What are the symptoms of a West Nile Virus Infection?

Most people (80%) who are infected with WNV will have no symptoms. Up to 20% will show mild flu like symptoms lasting for 3 – 6 days. One out of 150 people infected will develop the serious illness called West Nile Encephalitis. People over the age of 50 are more susceptible. Symptoms can include high fever, headache, neck stiffness, coma, tremors, convulsions, muscle weakness, vision loss, numbness and paralysis.


The best means of preventing WNV infection is to control the mosquito population and avoid mosquito bites. This webpage focuses on building occupants. If your job duties are primarily outdoors, please visit the websites cited at the end of this brochure for additional guidelines on wearing long sleeves/pants and using insect repellent containing DEET.

How can we control mosquitoes?

Eliminate standing water. This gets rid of places where mosquitoes breed. Mosquito eggs hatch into larvae (wrigglers) and mature to adults in about a week in less than a cup of water!

Do not dispose of ½ full soda cans, bottles or cups with ice into garbage or recycling. Pour liquids into sink first.

Put a lid on garbage cans (mosquitoes like to hide in dark cave like spots like the inside of garbage cans).

Flush all sinks, floor drains and cup sinks twice a week from May till Nov.

Use a safe larvicide in areas where standing water cannot be eliminated. Fish can also be used in ponds to eat the larvae (wrigglers).

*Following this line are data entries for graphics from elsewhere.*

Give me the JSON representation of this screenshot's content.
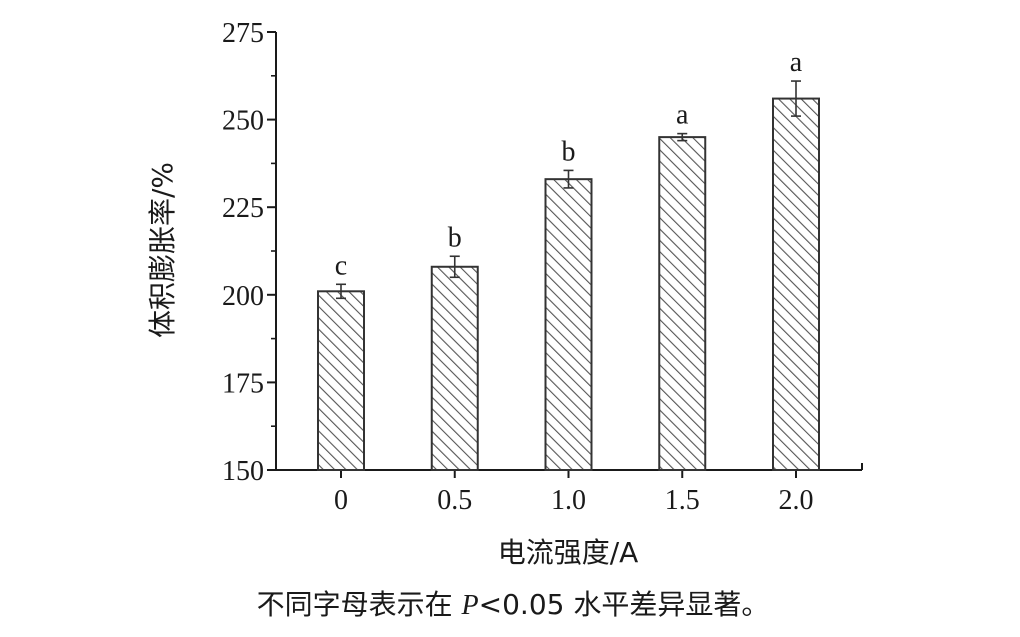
{
  "chart_data": {
    "type": "bar",
    "categories": [
      "0",
      "0.5",
      "1.0",
      "1.5",
      "2.0"
    ],
    "values": [
      201,
      208,
      233,
      245,
      256
    ],
    "errors": [
      2,
      3,
      2.5,
      1,
      5
    ],
    "significance_letters": [
      "c",
      "b",
      "b",
      "a",
      "a"
    ],
    "xlabel": "电流强度/A",
    "ylabel": "体积膨胀率/%",
    "ylim": [
      150,
      275
    ],
    "yticks": [
      150,
      175,
      200,
      225,
      250,
      275
    ],
    "grid": false,
    "bar_fill": "diagonal-hatch",
    "colors": {
      "bar_edge": "#333333",
      "hatch": "#555555",
      "axis": "#1a1a1a"
    }
  },
  "caption": "不同字母表示在 P<0.05 水平差异显著。"
}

Who should I call with a mosquito problem at a University campus facility?

Facilities Management: 621-3000

Please report where you see mosquitoes. If there are mosquitoes, there must also be standing water nearby. Please look for and report any standing water you see. Report any window screens in need of repair, or exterior doors that don't close properly.

DO NOT use spray insecticides to kill adult mosquitoes inside buildings. Insecticides can cause indoor air quality problems for occupants.

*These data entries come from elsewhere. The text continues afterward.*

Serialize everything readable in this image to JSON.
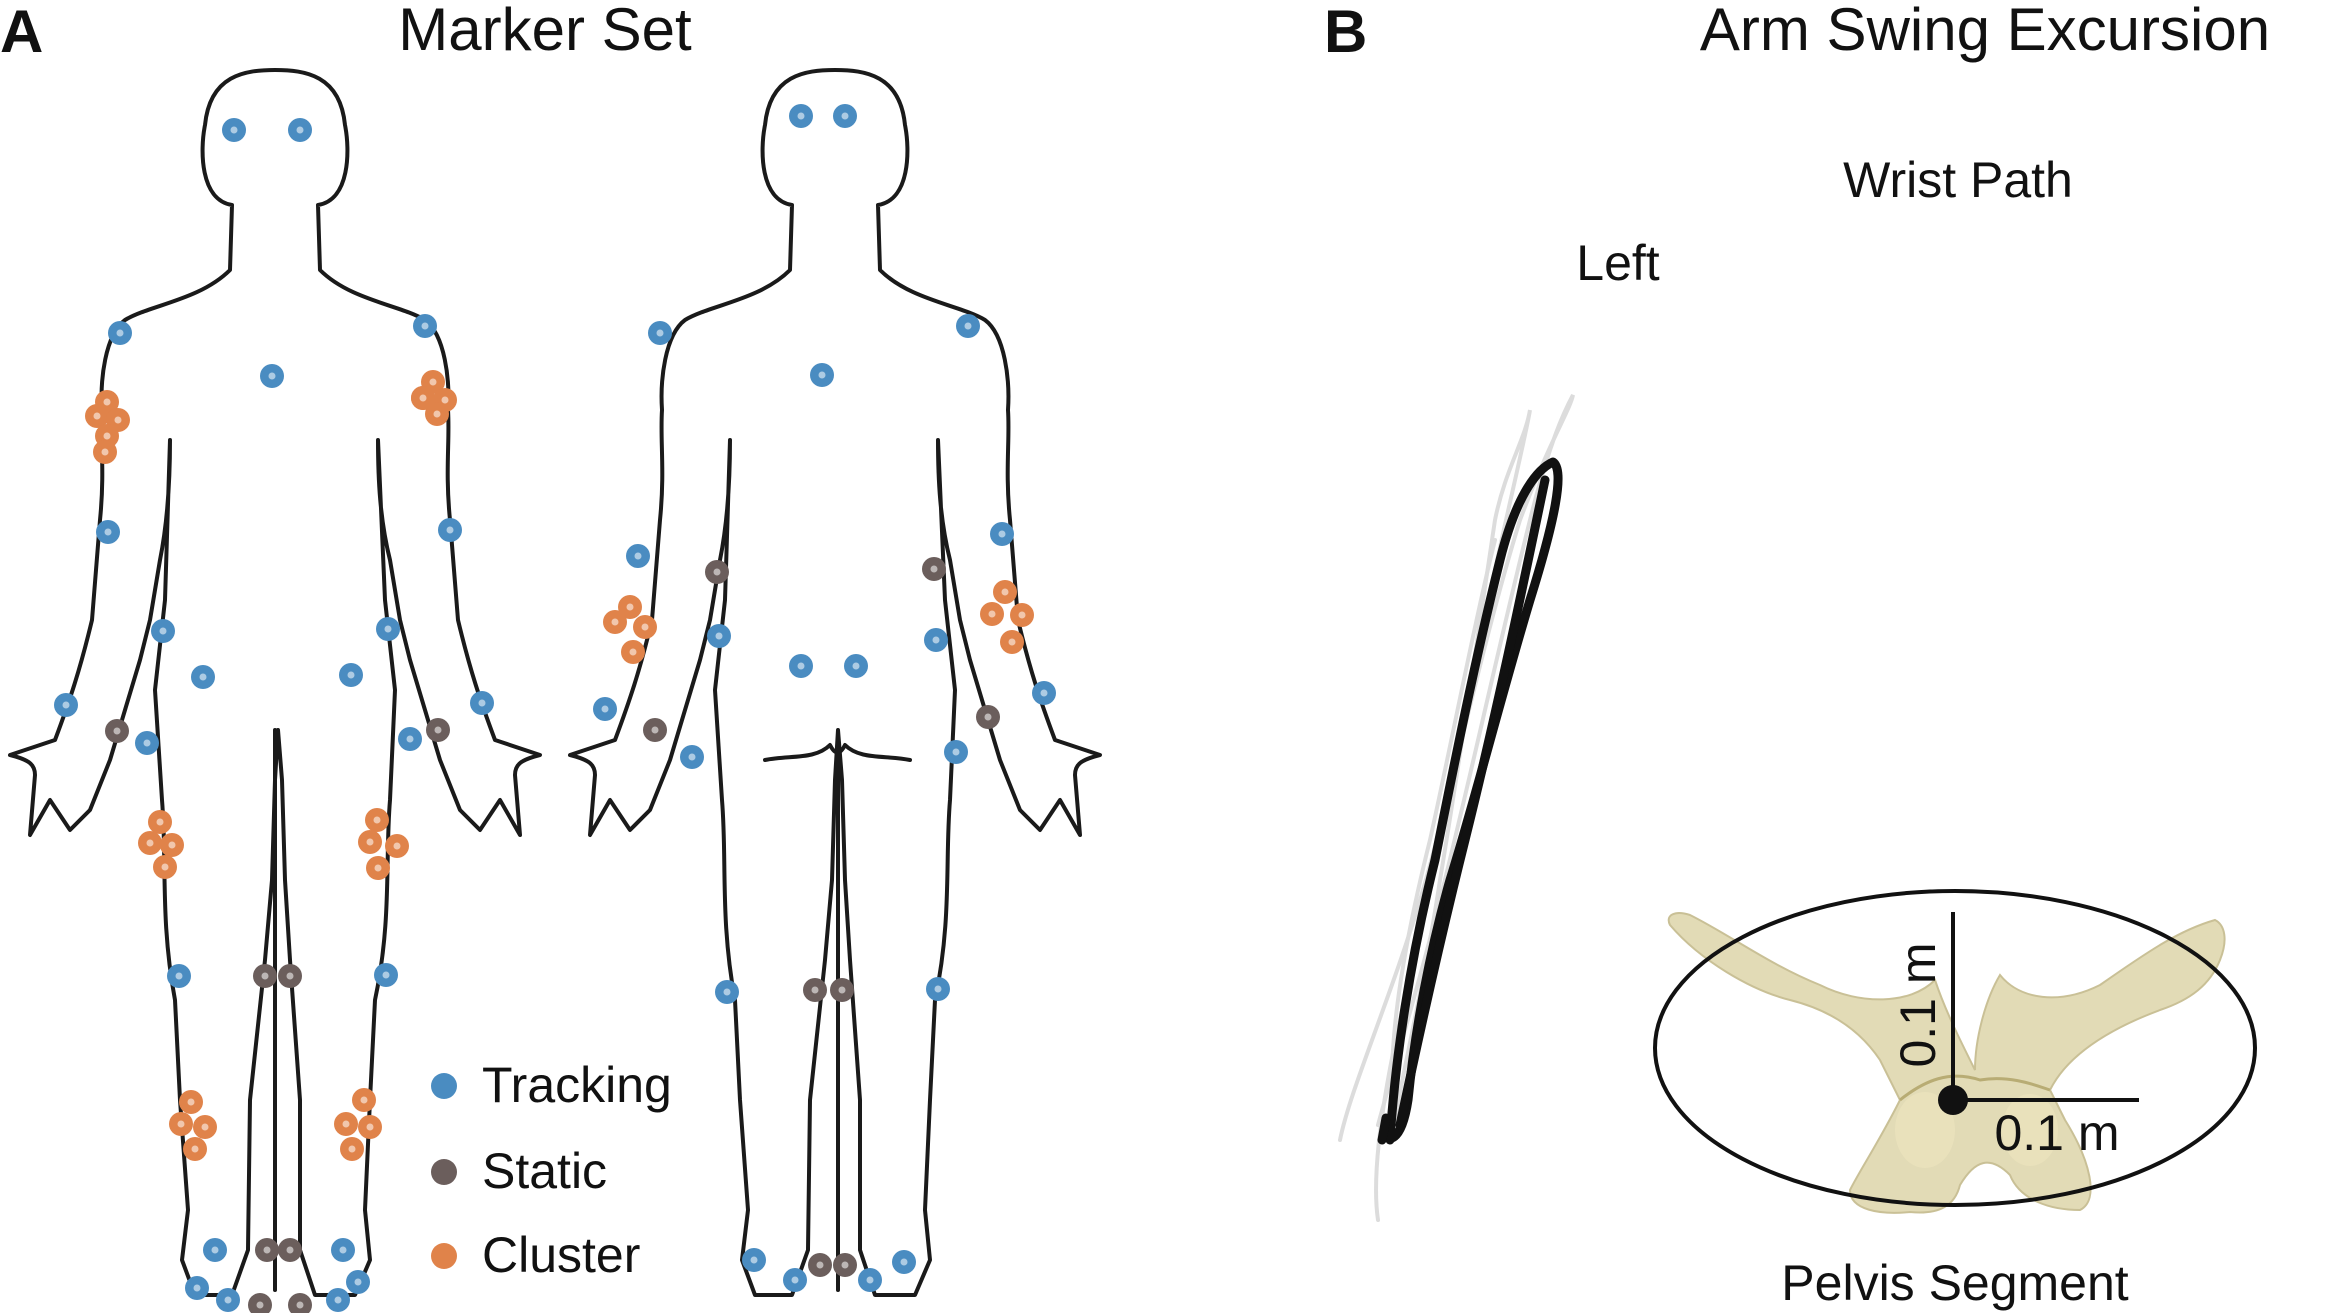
{
  "panel_a": {
    "letter": "A",
    "title": "Marker Set",
    "legend": [
      {
        "label": "Tracking",
        "color": "#4a8cc1"
      },
      {
        "label": "Static",
        "color": "#6b5e5c"
      },
      {
        "label": "Cluster",
        "color": "#e0834a"
      }
    ]
  },
  "panel_b": {
    "letter": "B",
    "title": "Arm Swing Excursion",
    "wrist_path_label": "Wrist Path",
    "side_label": "Left",
    "scale_vertical": "0.1 m",
    "scale_horizontal": "0.1 m",
    "pelvis_label": "Pelvis Segment"
  },
  "colors": {
    "tracking": "#4a8cc1",
    "static": "#6b5e5c",
    "cluster": "#e0834a",
    "wrist_path_main": "#111111",
    "wrist_path_faint": "#dcdcdc",
    "pelvis_bone": "#d9cf9e"
  },
  "icons": [
    "human-front-outline-icon",
    "human-back-outline-icon",
    "pelvis-bone-icon"
  ]
}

Facilities Management has an active mosquito control program including weekly application of a safe and environmentally friendly larvicide to known areas of standing water outdoors.

The larvicide uses a natural bacterium found in soil called Bacillus thuringiensis israelensis that prevents the larvae in the water from maturing into adult mosquitoes. It does not harm wildlife, pets, other insects or people.  Indoor areas such as floor drains are treated as needed.